The Drugs Do Work
What do you do when things you’d been told were true turn out … well, not to be as certain as you thought?
Mental health and the mind are complex - and the amazing thing about our modern research world is that we are constantly discovering new things about the amazing way the brain is designed.
What is tricky is when new findings appear to question things we may have felt were ‘accepted’ knowledge for a long time.
You may have seen many newspaper articles highlighting research that has apparently demonstrated that there is little evidence that a chemical imbalance causes depression.
It’s pretty confusing, and if you or someone you love suffer with depression, or are taking the kind anti-depressant medication which apparently ‘fixes’ this supposed imbalance, it can be alarming. What should you do? How should you react?
It’s important to bear in mind that the way stories like this are reported is not always helpful.
Eye catching headlines are designed to grab your attention and often use anxiety to try to do that. They’re often not the most rounded or realistic portrayal of the facts. So what IS the truth that lies behind these reports?
Here are three things you need to know if you are concerned about this issue:
(1) Within the psychiatric community, the established consensus opinion is that the causes of depression are multiple. One of these causes could be your genes, which can make some people more susceptible, for example if a family member has depression, it is more likely that somebody else within the family may also develop it. There are also various so-called environmental factors, such as significant losses and stress - which may trigger depression in someone who IS susceptible. The idea that depression is merely caused by chemical imbalance represents a rather simple and misleading narrative therefore.
(2) Similarly it is well established that antidepressants are effective. This is based on the highest level of available evidence which is the systematic review of multiple randomised controlled trials of antidepressants versus placebo.
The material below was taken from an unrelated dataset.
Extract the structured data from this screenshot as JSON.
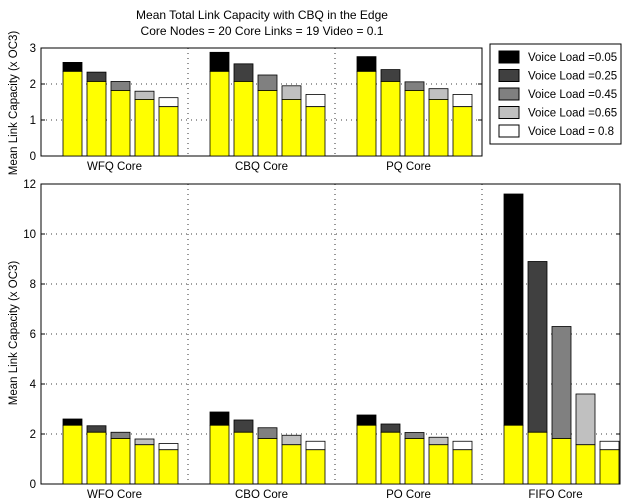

In order to demonstrate a drug's effectiveness, it is tested against a placebo (sugar pill). Although there are sometimes challenges in interpreting data and studies can be flawed from a variety of perspectives, overall the evidence is overwhelmingly that antidepressants are effective (the largest such trial, which was published in 2018 studied over 500 individual trials of antidepressants and demonstrated that they were more effective than placebos). In fact, the theories that depression might be related to chemical imbalance came from the discovery that medications which altered the levels of key chemicals, such as serotonin seemed to help so many patients who were struggling with symptoms of depression, and related conditions like anxiety. This does not mean every person reacts to every drug in the same way. Depending on your symptoms, and your individual response, a clinician may tweak and alter your medication to find the drug and dose that suits you. That is why working with a doctor or psychiatrist or team you feel you can trust and be honest with is so important.
(3) It is also established within the medical community that the exact biological mechanism of depression is not fully understood. The chemical activity of common antidepressants is relatively well understood but why this then helps to alleviate symptoms of depression is not totally clear. Chemical theories of depression have always been just one of many being investigated. In a lot of ways, this study does not actually present any new information. Antidepressants are well established as effective medications. The exact workings of the brain and how exactly antidepressants work is still a work in progress.
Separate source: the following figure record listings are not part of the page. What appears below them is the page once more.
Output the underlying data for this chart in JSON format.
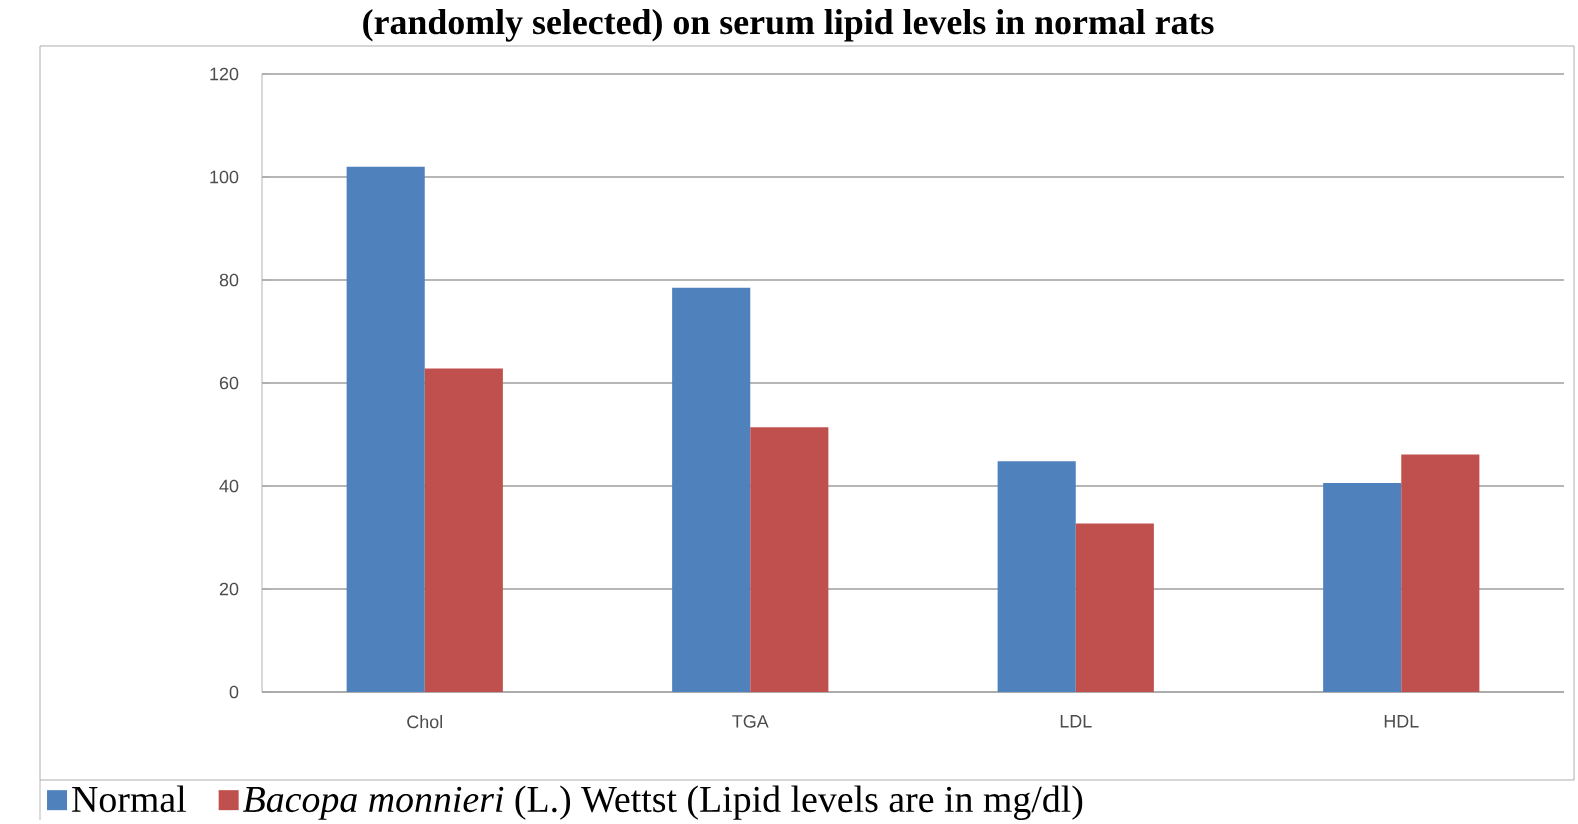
{
  "chart_data": {
    "type": "bar",
    "title": "(randomly selected) on serum lipid levels in normal rats",
    "categories": [
      "Chol",
      "TGA",
      "LDL",
      "HDL"
    ],
    "series": [
      {
        "name": "Normal",
        "color": "#4f81bd",
        "values": [
          102,
          78.5,
          44.8,
          40.6
        ]
      },
      {
        "name": "*Bacopa monnieri* (L.) Wettst (Lipid levels are in mg/dl)",
        "color": "#c0504d",
        "values": [
          62.8,
          51.4,
          32.7,
          46.1
        ]
      }
    ],
    "ylim": [
      0,
      120
    ],
    "yticks": [
      0,
      20,
      40,
      60,
      80,
      100,
      120
    ],
    "grid": "y",
    "legend": "bottom"
  }
}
Remember this doesn’t mean that antidepressant medication is the best treatment for everyone - and many people benefit from treatments that combine medication with other approaches such as talking therapies. Studies have also suggested good results for some from more innovative approaches that look at how introducing positive activities into our lives and challenging the underlying factors that may be maintaining depression can help people feel better. Getting out into nature more, joining groups to reduce isolation and loneliness and finding ways to take regular gentle exercise have all also been demonstrated to be effective as part of combined approach therapy.
If you have concerns or questions about any medication you are being prescribed for your depression, its important you don’t just stop taking it. Always talk to your doctor - your GP or psychiatrist - and get their opinion and support before you think about making any changes.
As the psalmist puts it, we are ‘fearfully and wonderfully made’ - and the brain is awesome in its complexity, its intricacy, and in all the amazing things it does that make us who we are. We’re a long way from understanding EVERYTHING about how it works - but that doesn’t mean that we don’t have lots of really helpful tools for the moments that aspects of our minds and emotions are making us unwell.